I am also concerned about my home. When I get home, I take a shower to wash off the day (including the virus, hopefully). I put on my biggest possible smile for my wife and children (under the surgical mask, of course). However, I avoid hugging or kissing them. I have put myself under voluntary quarantine since the very beginning.

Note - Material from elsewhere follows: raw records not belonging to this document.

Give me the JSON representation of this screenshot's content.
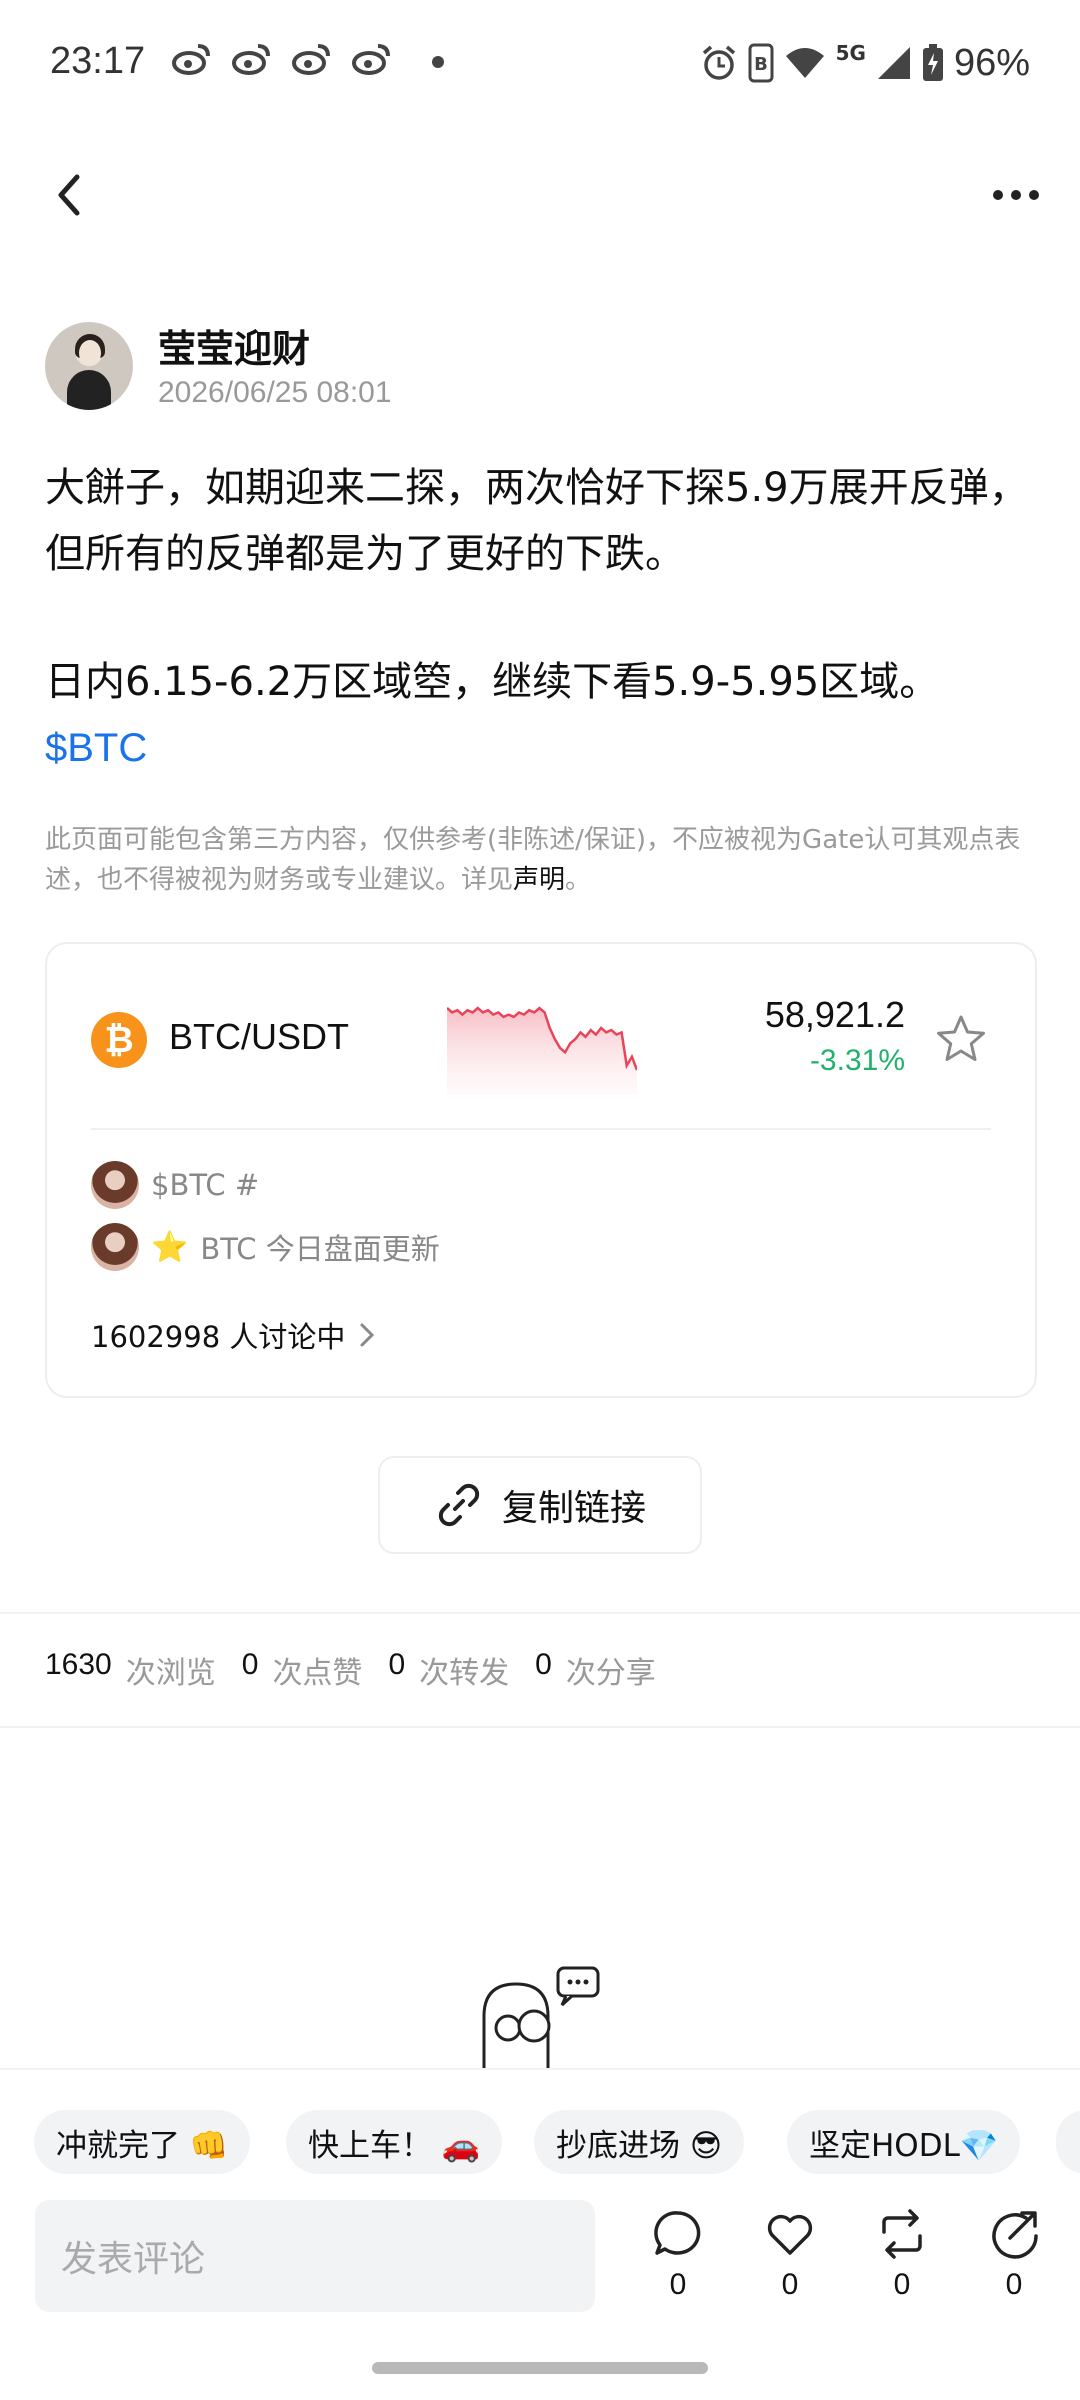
{
  "status_bar": {
    "time": "23:17",
    "network": "5G",
    "battery": "96%"
  },
  "author": {
    "name": "莹莹迎财",
    "time": "2026/06/25 08:01"
  },
  "post": {
    "paragraph1": "大餅子，如期迎来二探，两次恰好下探5.9万展开反弹，但所有的反弹都是为了更好的下跌。",
    "paragraph2": "日内6.15-6.2万区域箜，继续下看5.9-5.95区域。",
    "ticker": "$BTC"
  },
  "disclaimer": {
    "text": "此页面可能包含第三方内容，仅供参考(非陈述/保证)，不应被视为Gate认可其观点表述，也不得被视为财务或专业建议。详见",
    "link": "声明",
    "end": "。"
  },
  "market_card": {
    "coin_symbol": "₿",
    "pair": "BTC/USDT",
    "price": "58,921.2",
    "change": "-3.31%",
    "topic1": "$BTC #",
    "topic2_icon": "⭐",
    "topic2": "BTC 今日盘面更新",
    "discussion": "1602998 人讨论中"
  },
  "chart_data": {
    "type": "line",
    "title": "",
    "series": [
      {
        "values": [
          64,
          62,
          63,
          61,
          63,
          62,
          64,
          62,
          63,
          61,
          62,
          60,
          61,
          60,
          62,
          61,
          63,
          62,
          64,
          62,
          55,
          50,
          46,
          44,
          48,
          50,
          53,
          51,
          54,
          52,
          55,
          53,
          54,
          52,
          53,
          38,
          42,
          36
        ]
      }
    ],
    "color": "#e8455a"
  },
  "copy_link": {
    "label": "复制链接"
  },
  "stats": [
    {
      "value": "1630",
      "label": "次浏览"
    },
    {
      "value": "0",
      "label": "次点赞"
    },
    {
      "value": "0",
      "label": "次转发"
    },
    {
      "value": "0",
      "label": "次分享"
    }
  ],
  "quick_reactions": [
    "冲就完了 👊",
    "快上车！ 🚗",
    "抄底进场 😎",
    "坚定HODL💎"
  ],
  "comment_bar": {
    "placeholder": "发表评论",
    "actions": [
      {
        "icon": "comment-icon",
        "count": "0"
      },
      {
        "icon": "heart-icon",
        "count": "0"
      },
      {
        "icon": "repost-icon",
        "count": "0"
      },
      {
        "icon": "share-icon",
        "count": "0"
      }
    ]
  },
  "colors": {
    "accent_link": "#1a73e8",
    "positive_change": "#20b26c",
    "btc_orange": "#f7931a"
  }
}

You might be wondering what my weapons are that help me keep calm and continue the fight. These are:

  1. 1.

    The teachings received from my School of Surgery, founded by Professor Vittorio Staudacher: never to resign to fatalism.

  2. 2.

    The words of Don Luigi Verzè, founder of my hospital: “the patient must always be our priority” and “everything is possible if you believe.”

  3. 3.

    My experiences of working with limited resources/in hostile environments: they have empowered me much more than what I may have ever given.

  4. 4.

    What I learned from the friends of the Medical Response to Major Incidents and Disasters (MRMI&D) International Association, where I absorbed the principles of preparedness, surge capacity, “coordination and command”, the “blue code” ethical dilemma as well the concept of “simplicity is the key of success”. I will never be able to thank Professor Sten Lennquist enough.

  5. 5.

    Finally, the solidarity and closeness of my friends, old and recent. Every day, they allow me to understand that I am there for them, and they are there for me, fighting to keep each other safe.

I hope all these will ultimately give me the strength to never give up.